Results are as follows:
The system was 2* Quad Core Xeon E5310, CentOS 5, Data stored on ramfs. We controlled number of cores used with /sys/devices/system/cpu/cpuX/online Maximum performance for each number of cores was taken though it was reached with number of sessions matching number of cores. Just 1 “Data warehourse” was used to keep data small.
As you can see there is some gain for MySQL from read-write lock split patch (found in Percona Builds) though it is not very significant for this workload. To isolate effect of this patch we only use this patch not full patch set in testing.

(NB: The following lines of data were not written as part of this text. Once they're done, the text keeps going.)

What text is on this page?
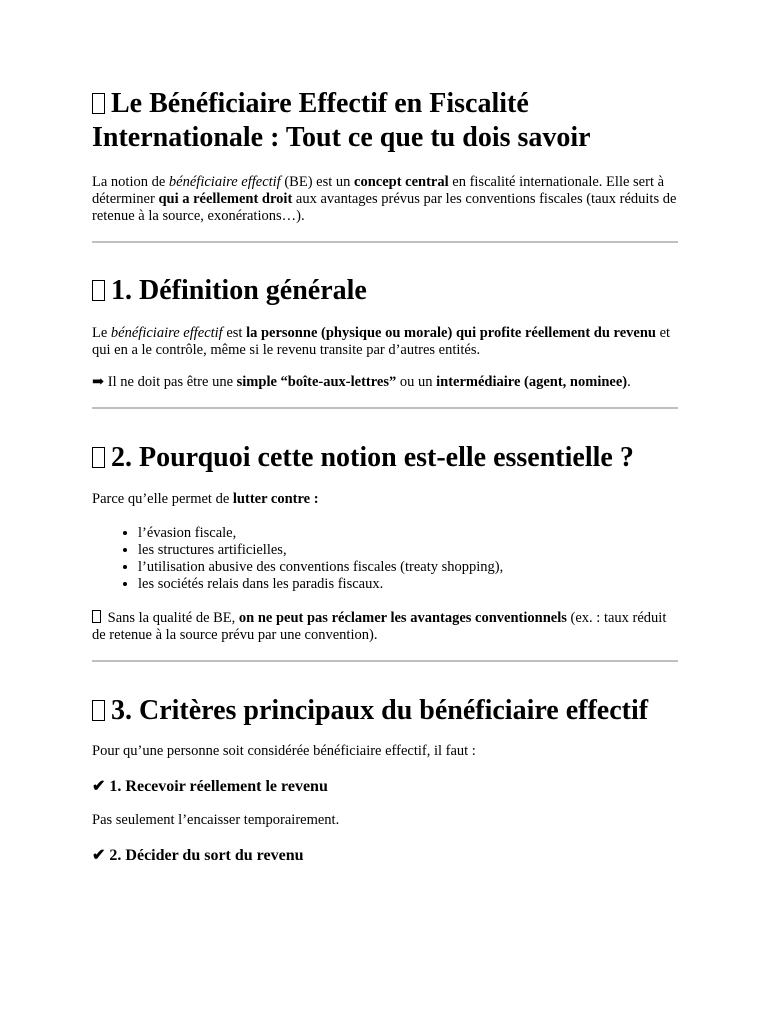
Le Bénéficiaire Effectif en Fiscalité Internationale : Tout ce que tu dois savoir

La notion de bénéficiaire effectif (BE) est un concept central en fiscalité internationale. Elle sert à déterminer qui a réellement droit aux avantages prévus par les conventions fiscales (taux réduits de retenue à la source, exonérations…).

1. Définition générale

Le bénéficiaire effectif est la personne (physique ou morale) qui profite réellement du revenu et qui en a le contrôle, même si le revenu transite par d’autres entités.

➡ Il ne doit pas être une simple “boîte-aux-lettres” ou un intermédiaire (agent, nominee).

2. Pourquoi cette notion est-elle essentielle ?

Parce qu’elle permet de lutter contre :

• l’évasion fiscale,
• les structures artificielles,
• l’utilisation abusive des conventions fiscales (treaty shopping),
• les sociétés relais dans les paradis fiscaux.

Sans la qualité de BE, on ne peut pas réclamer les avantages conventionnels (ex. : taux réduit de retenue à la source prévu par une convention).

3. Critères principaux du bénéficiaire effectif

Pour qu’une personne soit considérée bénéficiaire effectif, il faut :

✔ 1. Recevoir réellement le revenu

Pas seulement l’encaisser temporairement.

✔ 2. Décider du sort du revenu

MySQL 5.1 is 4% slower than MySQL 5.0 with two cores and just 2% slower with 8 cores, thus showing a bit better scalability.

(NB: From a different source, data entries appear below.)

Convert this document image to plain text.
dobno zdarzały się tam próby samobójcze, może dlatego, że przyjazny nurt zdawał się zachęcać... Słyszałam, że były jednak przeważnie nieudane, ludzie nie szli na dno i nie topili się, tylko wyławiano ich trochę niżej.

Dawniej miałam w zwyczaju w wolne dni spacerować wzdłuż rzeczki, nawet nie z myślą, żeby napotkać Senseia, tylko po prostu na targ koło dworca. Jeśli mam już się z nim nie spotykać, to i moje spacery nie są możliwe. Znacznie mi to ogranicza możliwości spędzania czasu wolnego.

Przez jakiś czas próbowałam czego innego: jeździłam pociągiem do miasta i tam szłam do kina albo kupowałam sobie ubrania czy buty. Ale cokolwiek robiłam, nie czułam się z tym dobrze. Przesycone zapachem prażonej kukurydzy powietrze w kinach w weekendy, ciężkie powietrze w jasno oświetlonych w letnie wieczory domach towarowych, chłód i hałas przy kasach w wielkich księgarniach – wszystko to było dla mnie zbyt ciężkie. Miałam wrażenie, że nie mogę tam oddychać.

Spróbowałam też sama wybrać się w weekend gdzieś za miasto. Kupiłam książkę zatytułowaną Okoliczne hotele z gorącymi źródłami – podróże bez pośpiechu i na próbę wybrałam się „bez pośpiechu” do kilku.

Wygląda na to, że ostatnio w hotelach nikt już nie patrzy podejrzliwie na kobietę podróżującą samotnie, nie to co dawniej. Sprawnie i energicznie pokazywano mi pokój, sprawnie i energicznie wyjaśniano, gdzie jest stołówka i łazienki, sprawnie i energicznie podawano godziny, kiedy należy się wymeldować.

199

MySQL 5.1 plugin (compiled in) is further 3% slower compared to MySQL 5.1 with 2 cores and about 6% slower with 8 cores, meaning regression from plugin increases with number of cores.

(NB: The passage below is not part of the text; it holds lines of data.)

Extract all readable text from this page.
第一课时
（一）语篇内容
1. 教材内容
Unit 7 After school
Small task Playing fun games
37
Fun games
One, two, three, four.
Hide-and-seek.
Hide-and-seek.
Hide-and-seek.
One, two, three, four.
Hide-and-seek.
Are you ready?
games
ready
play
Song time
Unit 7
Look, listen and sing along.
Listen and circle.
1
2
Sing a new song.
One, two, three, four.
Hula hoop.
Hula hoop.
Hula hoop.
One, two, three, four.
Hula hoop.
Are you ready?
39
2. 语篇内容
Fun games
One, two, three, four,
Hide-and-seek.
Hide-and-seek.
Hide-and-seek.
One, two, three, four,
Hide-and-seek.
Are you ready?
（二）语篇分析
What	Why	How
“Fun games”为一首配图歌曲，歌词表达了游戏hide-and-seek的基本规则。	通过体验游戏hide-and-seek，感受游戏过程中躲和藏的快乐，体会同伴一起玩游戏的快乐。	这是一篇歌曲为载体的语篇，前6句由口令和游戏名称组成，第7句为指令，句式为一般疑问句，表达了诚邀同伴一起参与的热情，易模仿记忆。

If you would not only run MySQL plugin but also use new “Barracuda” Innodb format you see just 1% slow down with 2 cores and about half percent with 8 cores which is what you can attribute to measurement error.
This tells us there are some workloads when MySQL 5.1 is slower than 5.0, and same applies to the new Innodb code. Well newer does not mean more efficient, on the contrary newer features often come together with larger code and longer execution path.
Another thing to note – if you’re using Innodb Plugin consider using new Barracuda format, though do this only after you have done your careful testing as this format will not be recognized by older Innodb versions.
Note: These are completely CPU bound test conditions, data fits to buffer pool furthermore data and logs are on ramfs so no IO is ever needed.
UPDATE: Some people are asked about CPU usage in this condition. Here is the graph:
The CPU usage is normalized to match number of CPU cores used, so 100% in 2 cores case is 100% of two cores in case of 8 cores it is 8 cores etc.
As you can see in general the more cores we get the more idle CPU we’re getting.
It is also very interesting to see the corellation between CPU usage and performance. We can see Plugin uses less CPU with 8 cores and has less performance – this usually shows synchronization is the issue. Barracuda format uses more CPU while delivering better performance so it is probably better with latching too though it is hard to say anything about CPU efficiency.
The RW-Lock patch is best in this case. It shows increased performance while decreased CPU usage.
Note when I say CPU usage drop means concurrency issues it does not mean CPU increase does not mean concurrency issues too. You can have 2 cases when waiting on mutexes and other synchronization objects – either everything waits so there is not enough runnable threads to cause full CPU usage, or you may be waiting by spinning on the spinlock wasting CPU cycles. Detailed profiling tells which one.